Kaba saba olup soğutmayın; nefret ettirmeyin
İslam barış ve rahmet dinidir. Bu dinin peygamberi âlemlere rahmet olarak gönderilmiştir. İnsanlığın hem dünya hem de ahirette kurtuluşunu sağlayacak böylesine mükemmel bir dini insanlara sunarken bu mükemmelliğe gölge düşürecek davranışlardan kaçınılmalı; insanları İslam’dan soğutacak her türlü söz ve davranıştan uzak durulmalıdır.

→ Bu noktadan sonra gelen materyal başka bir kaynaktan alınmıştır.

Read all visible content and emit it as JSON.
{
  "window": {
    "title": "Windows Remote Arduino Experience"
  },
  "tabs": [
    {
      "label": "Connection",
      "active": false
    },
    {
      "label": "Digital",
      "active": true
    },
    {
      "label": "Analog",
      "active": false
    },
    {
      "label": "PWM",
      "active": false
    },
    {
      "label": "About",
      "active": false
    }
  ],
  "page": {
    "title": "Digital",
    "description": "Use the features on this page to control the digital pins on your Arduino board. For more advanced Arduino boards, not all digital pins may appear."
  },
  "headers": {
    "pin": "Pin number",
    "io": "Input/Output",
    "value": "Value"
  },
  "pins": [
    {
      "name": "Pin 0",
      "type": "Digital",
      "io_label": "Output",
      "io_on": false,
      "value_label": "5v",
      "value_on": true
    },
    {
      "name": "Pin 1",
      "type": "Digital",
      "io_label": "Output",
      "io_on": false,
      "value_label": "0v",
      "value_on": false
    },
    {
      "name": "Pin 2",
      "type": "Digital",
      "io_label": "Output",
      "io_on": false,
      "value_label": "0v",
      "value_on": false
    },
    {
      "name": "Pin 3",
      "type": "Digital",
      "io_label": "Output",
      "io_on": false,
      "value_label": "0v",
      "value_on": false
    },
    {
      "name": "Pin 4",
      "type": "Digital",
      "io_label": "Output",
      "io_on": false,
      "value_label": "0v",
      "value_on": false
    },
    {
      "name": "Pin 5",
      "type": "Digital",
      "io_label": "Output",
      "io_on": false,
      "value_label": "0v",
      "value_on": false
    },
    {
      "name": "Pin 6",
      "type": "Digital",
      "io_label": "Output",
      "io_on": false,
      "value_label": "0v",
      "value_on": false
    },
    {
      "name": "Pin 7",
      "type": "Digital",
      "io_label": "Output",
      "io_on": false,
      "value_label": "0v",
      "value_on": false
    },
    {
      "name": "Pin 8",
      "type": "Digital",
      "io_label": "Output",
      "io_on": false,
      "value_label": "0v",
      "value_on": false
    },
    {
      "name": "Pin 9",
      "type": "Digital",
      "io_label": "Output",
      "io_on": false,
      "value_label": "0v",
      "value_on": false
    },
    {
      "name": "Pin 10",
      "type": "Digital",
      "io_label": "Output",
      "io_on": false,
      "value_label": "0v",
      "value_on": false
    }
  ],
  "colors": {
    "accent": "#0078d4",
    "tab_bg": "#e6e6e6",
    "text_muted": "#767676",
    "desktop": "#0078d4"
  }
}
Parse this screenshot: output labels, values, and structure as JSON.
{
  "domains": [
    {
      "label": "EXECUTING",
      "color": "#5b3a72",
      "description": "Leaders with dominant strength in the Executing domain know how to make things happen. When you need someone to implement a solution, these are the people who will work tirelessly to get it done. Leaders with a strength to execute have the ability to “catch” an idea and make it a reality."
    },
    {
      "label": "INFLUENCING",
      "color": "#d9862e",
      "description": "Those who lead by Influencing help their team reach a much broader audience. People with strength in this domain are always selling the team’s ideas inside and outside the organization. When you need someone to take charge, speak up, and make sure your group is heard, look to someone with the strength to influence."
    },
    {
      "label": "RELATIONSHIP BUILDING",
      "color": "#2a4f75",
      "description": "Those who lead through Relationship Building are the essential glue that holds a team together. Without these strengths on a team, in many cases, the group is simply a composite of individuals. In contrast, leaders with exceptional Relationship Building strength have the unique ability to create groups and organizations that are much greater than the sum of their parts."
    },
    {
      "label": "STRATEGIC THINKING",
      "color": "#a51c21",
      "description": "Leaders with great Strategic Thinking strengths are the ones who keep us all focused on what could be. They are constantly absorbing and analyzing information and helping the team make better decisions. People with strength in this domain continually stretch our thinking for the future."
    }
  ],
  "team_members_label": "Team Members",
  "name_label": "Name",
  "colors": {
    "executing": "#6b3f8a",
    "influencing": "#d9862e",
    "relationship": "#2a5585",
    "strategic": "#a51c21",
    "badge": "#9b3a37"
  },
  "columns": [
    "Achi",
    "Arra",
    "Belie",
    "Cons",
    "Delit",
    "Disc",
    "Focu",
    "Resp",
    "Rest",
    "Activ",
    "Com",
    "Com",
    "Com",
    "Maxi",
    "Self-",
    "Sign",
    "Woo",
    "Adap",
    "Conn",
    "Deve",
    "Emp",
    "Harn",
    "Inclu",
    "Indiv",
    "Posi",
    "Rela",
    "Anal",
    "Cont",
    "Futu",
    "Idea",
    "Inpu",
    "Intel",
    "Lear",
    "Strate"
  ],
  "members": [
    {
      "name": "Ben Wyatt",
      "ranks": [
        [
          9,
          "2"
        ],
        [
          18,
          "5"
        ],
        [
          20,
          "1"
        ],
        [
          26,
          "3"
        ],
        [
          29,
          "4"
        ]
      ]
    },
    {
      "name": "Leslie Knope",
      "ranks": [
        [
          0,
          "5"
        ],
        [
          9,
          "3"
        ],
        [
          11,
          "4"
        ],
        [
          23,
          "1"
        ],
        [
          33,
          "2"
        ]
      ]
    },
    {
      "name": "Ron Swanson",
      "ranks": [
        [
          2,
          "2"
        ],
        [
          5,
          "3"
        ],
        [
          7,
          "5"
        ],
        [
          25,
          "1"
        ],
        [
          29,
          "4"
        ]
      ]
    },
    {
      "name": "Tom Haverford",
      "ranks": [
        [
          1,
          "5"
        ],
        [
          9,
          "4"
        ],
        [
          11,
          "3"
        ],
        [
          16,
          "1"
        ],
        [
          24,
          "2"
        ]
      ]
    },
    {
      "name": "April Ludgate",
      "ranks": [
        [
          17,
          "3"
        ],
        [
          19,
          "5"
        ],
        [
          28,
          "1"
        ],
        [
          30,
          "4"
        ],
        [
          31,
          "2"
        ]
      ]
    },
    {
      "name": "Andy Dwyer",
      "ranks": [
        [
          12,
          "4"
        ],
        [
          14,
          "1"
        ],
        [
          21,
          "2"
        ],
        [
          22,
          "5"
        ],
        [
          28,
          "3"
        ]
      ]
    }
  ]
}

Son olarak; tebliğ ve irşat vazifesinde görevli/gönüllü olanlar, gerek minber ve kürsülerden gerekse kitle iletişim araçlarından ayrıştırıcı, ötekileştirici ve hedef gösterici bir dil kullanmamalı, kuşatıcı olmaya özen göstermeli ve “benim yüzümden birileri dinden soğur mu?” düşüncesiyle hareket etmelidirler.
Hadisten öğrendiklerimiz
1. İnsanlara gerek dinî gerekse dünyevi konularda kolaylaştırıcı bir tavır takınmak; zorlaştırıcı her türlü tutumdan uzak durmak nebevi bir metottur.
2. Müslüman; seven, sevindiren, güzel görüp güzel gösteren, bardağın dolu tarafına odaklanan, etrafına pozitif enerji saçan kimsedir.
Halil Kılıç.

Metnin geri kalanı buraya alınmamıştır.